One of the most interesting sessions at the recent CNI was on the Ontario Library Research Cloud (OLRC). It is a collaboration between universities in Ontario to provide a low-cost, distributed, mutually owned private storage cloud with adequate compute capacity for uses such as text-mining. Below the fold, my commentary on their presentations.

For quite some time I've been greeted by skepticism as I've argued that, once you  get to a reasonable scale, commercial cloud storage is significantly more expensive than doing it yourself. It was very nice to hear a talk that agreed with me.

Admittedly, Ontario is a nearly ideal environment for a collaborative private storage cloud. It has nearly 40% of Canadians, almost all concentrated together close to the US border, and a quarter of the top Canadian Universities. And the Universities have a long history of collaborating. Among them are ORION, a shared high-bandwidth network connecting the campuses, and the striking success of Scholar's Portal, which ingests the e-journals to which Ontario subscribes and provides local access to them. They currently have about 38M articles, about 610K e-books.

Scholar's Portal are branching out to act as a data repository. Their partners estimated that their storage needs would grow rapidly to over a petabyte.

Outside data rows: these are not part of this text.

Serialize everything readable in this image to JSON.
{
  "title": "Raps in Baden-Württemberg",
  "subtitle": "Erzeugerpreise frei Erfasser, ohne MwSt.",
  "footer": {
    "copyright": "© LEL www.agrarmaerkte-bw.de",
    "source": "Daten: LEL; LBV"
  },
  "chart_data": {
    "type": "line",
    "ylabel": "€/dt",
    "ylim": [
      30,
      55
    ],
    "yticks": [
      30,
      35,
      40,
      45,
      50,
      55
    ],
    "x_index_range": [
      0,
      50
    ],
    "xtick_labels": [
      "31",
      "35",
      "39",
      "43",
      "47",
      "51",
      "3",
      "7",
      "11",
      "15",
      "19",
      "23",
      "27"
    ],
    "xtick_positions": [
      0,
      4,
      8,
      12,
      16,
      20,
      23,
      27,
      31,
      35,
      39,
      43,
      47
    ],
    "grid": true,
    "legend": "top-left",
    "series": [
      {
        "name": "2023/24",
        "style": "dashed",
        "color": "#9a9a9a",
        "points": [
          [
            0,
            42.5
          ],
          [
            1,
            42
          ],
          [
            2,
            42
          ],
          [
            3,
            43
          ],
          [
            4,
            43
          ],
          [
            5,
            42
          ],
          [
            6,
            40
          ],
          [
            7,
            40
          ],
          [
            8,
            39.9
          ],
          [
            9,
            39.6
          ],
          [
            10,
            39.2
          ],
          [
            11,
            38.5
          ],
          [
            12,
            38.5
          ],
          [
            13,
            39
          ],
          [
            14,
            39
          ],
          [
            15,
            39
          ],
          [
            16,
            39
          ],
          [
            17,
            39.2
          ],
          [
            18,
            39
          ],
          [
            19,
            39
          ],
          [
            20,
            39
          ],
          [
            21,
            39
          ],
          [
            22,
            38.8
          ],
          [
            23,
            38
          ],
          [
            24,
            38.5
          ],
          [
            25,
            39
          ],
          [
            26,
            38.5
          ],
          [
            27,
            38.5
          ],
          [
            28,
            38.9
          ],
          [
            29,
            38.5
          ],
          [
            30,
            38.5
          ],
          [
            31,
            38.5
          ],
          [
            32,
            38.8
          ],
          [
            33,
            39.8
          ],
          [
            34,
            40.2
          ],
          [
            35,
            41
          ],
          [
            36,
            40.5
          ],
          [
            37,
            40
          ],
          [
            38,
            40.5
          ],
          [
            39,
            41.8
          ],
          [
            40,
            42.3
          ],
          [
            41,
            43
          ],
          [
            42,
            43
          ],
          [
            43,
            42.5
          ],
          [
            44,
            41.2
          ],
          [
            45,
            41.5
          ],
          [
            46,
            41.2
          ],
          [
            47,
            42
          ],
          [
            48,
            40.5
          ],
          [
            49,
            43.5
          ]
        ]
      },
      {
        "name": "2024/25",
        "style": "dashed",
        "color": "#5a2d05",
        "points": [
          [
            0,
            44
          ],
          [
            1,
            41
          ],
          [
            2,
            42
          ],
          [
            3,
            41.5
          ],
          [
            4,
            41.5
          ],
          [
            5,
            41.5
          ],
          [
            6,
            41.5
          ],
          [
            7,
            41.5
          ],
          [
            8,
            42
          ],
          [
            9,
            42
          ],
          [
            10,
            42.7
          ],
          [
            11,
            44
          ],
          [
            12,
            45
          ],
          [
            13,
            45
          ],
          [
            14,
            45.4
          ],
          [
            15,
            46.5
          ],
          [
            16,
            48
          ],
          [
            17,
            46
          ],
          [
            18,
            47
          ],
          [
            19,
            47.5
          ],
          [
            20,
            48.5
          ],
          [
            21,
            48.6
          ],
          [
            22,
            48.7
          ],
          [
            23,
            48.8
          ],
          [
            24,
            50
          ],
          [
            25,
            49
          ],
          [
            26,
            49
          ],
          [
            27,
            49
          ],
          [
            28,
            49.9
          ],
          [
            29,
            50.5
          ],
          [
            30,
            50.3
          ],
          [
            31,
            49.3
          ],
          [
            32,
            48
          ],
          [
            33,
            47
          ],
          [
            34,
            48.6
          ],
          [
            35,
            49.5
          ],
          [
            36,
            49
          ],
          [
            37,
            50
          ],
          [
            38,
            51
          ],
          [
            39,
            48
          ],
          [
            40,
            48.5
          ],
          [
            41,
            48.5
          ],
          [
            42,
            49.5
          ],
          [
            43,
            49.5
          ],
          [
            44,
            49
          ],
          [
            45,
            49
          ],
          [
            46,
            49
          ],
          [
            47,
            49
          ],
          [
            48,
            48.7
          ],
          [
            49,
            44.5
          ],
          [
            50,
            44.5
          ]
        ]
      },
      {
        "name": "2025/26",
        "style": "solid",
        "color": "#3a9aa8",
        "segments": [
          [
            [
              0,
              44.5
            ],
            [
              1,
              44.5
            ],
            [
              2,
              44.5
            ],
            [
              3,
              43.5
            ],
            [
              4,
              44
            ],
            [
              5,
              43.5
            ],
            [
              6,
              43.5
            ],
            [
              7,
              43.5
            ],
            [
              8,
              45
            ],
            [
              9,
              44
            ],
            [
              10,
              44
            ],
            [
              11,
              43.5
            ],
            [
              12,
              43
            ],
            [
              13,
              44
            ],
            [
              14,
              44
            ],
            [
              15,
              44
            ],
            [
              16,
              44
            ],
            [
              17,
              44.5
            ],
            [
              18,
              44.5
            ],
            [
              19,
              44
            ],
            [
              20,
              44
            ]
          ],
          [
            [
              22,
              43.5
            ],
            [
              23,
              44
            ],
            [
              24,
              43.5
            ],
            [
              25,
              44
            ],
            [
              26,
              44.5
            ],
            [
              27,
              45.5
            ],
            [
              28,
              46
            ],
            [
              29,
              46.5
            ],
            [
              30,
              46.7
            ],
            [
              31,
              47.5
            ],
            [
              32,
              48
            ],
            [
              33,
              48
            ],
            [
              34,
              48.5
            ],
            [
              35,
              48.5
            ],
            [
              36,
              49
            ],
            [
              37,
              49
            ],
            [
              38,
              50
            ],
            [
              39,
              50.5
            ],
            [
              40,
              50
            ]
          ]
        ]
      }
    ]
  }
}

OLRC's goals for a shared storage infrastructure were four-fold:
They estimated the cost for using commercial cloud services, even though they would not meet the other three goals, and were confident that using off-the-shelf hardware and open source software they could build a system that would provide significant savings.

They received a grant from the provincial government to cover the cost of the initial hardware, but the grant conditions meant they had only three months to purchase it. This turned out to be a major constraint on the procurement. Dell supplied 4.8PB of raw disk in 77 MD1200 shelves, and 19 PowerEdge R720xd heads for a total usable storage capacity of 1.2PB. Two nodes were in Toronto, one each in Ottawa, Kingston, Guelph. They were connected by 10G Ethernet VLAN links.

The software is the Swift OpenStack open source object storage infrastructure. This is hardware agnostic, so future hardware procurement won't be so constrained.

The partners initially set up a test network with three nodes and ran tests to see what the impact of Bad Things happening would be on the network. The bottom line is that 1G Ethernet is the absolute minimum you need - recovering from the loss of a 48TB shelf over a 1G link took 8 days.

As I've pointing out for some time, archives are going through a major change in access pattern. Scholars used to access a few individual items from an archive, but increasingly they want to mine from the entire corpus. OLRC realized that they needed to provide this capability, so they added another 5 R720xd servers as a compute cluster.

Now that the system is up and running, they have actual costs to work with. OLRC's next step is to figure out pricing, which they are confident will be significantly less than commercial clouds. I will be very interested to follow their progress - this is exactly how Universities should collaborate to build affordable infrastructure.

1 comment:

  1. For what its worth, after working pretty deeply in the OpenStack Swift system for about a year, I'm bit less sanguine in its use as an agnostic backend for archival stores (I worked on the Seagate/Evault LTS2 Project which initially used it as a backend).

    It has a lot of funny quirks and hacked together design that make it dangerous in a way. It has almost too much passive safety where without a lot of monitoring it will keep chugging along accepting data even when half the disks of the system have failed.

    That said, its open source and a (relatively) straightforward architecture at a high level.